Donne-moi à boire
« Donne-moi à boire »
L’autorité du Christ se vit dans notre histoire comme un appel au Salut, et non comme un fardeau. La grâce du repentir est une joie de communion, un bonheur de la rencontre afin d’être abreuvés pour l’éternité, et non le passage d’un instant fugace et sans avenir. Il nous faut donner de la place aux possibilités de changement et accueillir les changements de cap à la suite du Christ comme un chemin d’espérance, sans enfermer chacun dans son histoire et le contexte particulier de son épreuve. Retrouver l’audace de la Parole de Dieu, qui laboure en nous, demande d’accepter les changements pour une meilleure fécondité. Le pardon n’est pas un concept intellectuel, mais une réalité vécue à travers l’amour que nous pourrons vivre dans la vérité de l’être. Cela demande parfois du temps et de l’espace pour retrouver les bons repères.

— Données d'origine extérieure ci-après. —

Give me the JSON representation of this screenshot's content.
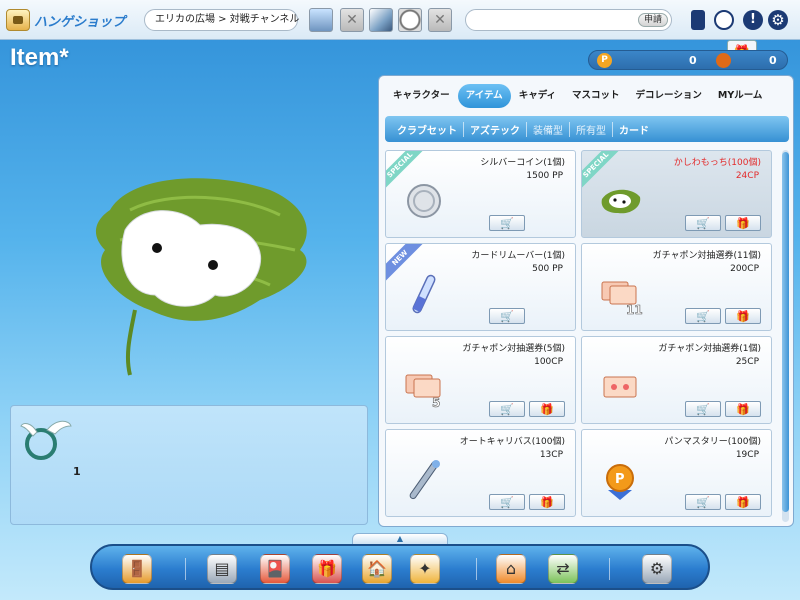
{
  "header": {
    "logo_text": "ハンゲショップ",
    "location": "エリカの広場 > 対戦チャンネル",
    "request_button": "申請",
    "icons": [
      "phone-icon",
      "profile-search-icon",
      "alert-icon",
      "gear-icon",
      "gift-icon"
    ]
  },
  "page": {
    "title": "Item*"
  },
  "wallet": {
    "pp_label": "P",
    "pp_value": "0",
    "cp_value": "0"
  },
  "inventory": {
    "slots": [
      {
        "icon": "winged-ring-icon",
        "count": "1"
      }
    ]
  },
  "shop": {
    "tabs": [
      {
        "label": "キャラクター",
        "active": false
      },
      {
        "label": "アイテム",
        "active": true
      },
      {
        "label": "キャディ",
        "active": false
      },
      {
        "label": "マスコット",
        "active": false
      },
      {
        "label": "デコレーション",
        "active": false
      },
      {
        "label": "MYルーム",
        "active": false
      }
    ],
    "subtabs": [
      {
        "label": "クラブセット",
        "dim": false
      },
      {
        "label": "アズテック",
        "dim": false
      },
      {
        "label": "装備型",
        "dim": true
      },
      {
        "label": "所有型",
        "dim": true
      },
      {
        "label": "カード",
        "dim": false
      }
    ],
    "items": [
      {
        "name": "シルバーコイン(1個)",
        "price": "1500 PP",
        "ribbon": "SPECIAL",
        "icon": "silver-coin-icon",
        "gift": false,
        "selected": false,
        "red": false
      },
      {
        "name": "かしわもっち(100個)",
        "price": "24CP",
        "ribbon": "SPECIAL",
        "icon": "kashiwa-mochi-icon",
        "gift": true,
        "selected": true,
        "red": true
      },
      {
        "name": "カードリムーバー(1個)",
        "price": "500 PP",
        "ribbon": "NEW",
        "icon": "card-remover-icon",
        "gift": false,
        "selected": false,
        "red": false
      },
      {
        "name": "ガチャポン対抽選券(11個)",
        "price": "200CP",
        "ribbon": "",
        "icon": "gacha-ticket-11-icon",
        "gift": true,
        "selected": false,
        "red": false
      },
      {
        "name": "ガチャポン対抽選券(5個)",
        "price": "100CP",
        "ribbon": "",
        "icon": "gacha-ticket-5-icon",
        "gift": true,
        "selected": false,
        "red": false
      },
      {
        "name": "ガチャポン対抽選券(1個)",
        "price": "25CP",
        "ribbon": "",
        "icon": "gacha-ticket-icon",
        "gift": true,
        "selected": false,
        "red": false
      },
      {
        "name": "オートキャリバス(100個)",
        "price": "13CP",
        "ribbon": "",
        "icon": "auto-caliper-icon",
        "gift": true,
        "selected": false,
        "red": false
      },
      {
        "name": "パンマスタリー(100個)",
        "price": "19CP",
        "ribbon": "",
        "icon": "pang-mastery-icon",
        "gift": true,
        "selected": false,
        "red": false
      }
    ]
  },
  "dock": {
    "handle": "▲",
    "icons": [
      "exit-door-icon",
      "cash-register-icon",
      "gift-card-icon",
      "gift-box-icon",
      "shop-icon",
      "coupon-icon",
      "home-icon",
      "exchange-icon",
      "settings-plug-icon"
    ]
  }
}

Or, la conversion que nous devons vivre dans ce temps du désert en route vers Pâques demande la vertu de force et la persévérance du courage. « Le courage nous permet de nous dépasser soit dans des situations extrêmes, soit de continuer tout simplement à être nous-mêmes au jour le jour. »[1] Il ne faut pas nous enfermer, mais au contraire admettre les possibilités de changement, accueillir les nouveaux actes avec bienveillance et nous ouvrir à d’autres réalités, celle de l’amour de Dieu et du frère, dans une recherche de communion authentique. Nous ne sommes pas esclaves de nos histoires et, si le droit n’est pas toujours juste, la justice demande d’être passée au crible de la miséricorde pour être vraiment dans la paix. C’est une démarche d’humilité, dans notre histoire et l’histoire de l’autre, pour accueillir ce désir de Dieu au plus profond de notre être et recevoir la source d’eau vivre qui nous régénère dans l’alliance éternelle. Alors, « si vous ne l’avez pas encore fait, ouvrez-vous avec humilité et avec confiance au repentir : le Père de toute miséricorde vous attend pour vous offrir son pardon et sa paix dans le sacrement de la réconciliation. »[2] Le courage consiste à reconnaître ses faiblesses, changer de vie et adopter un nouveau rapport avec nos frères, dans la reconstruction d’une civilisation de l’amour.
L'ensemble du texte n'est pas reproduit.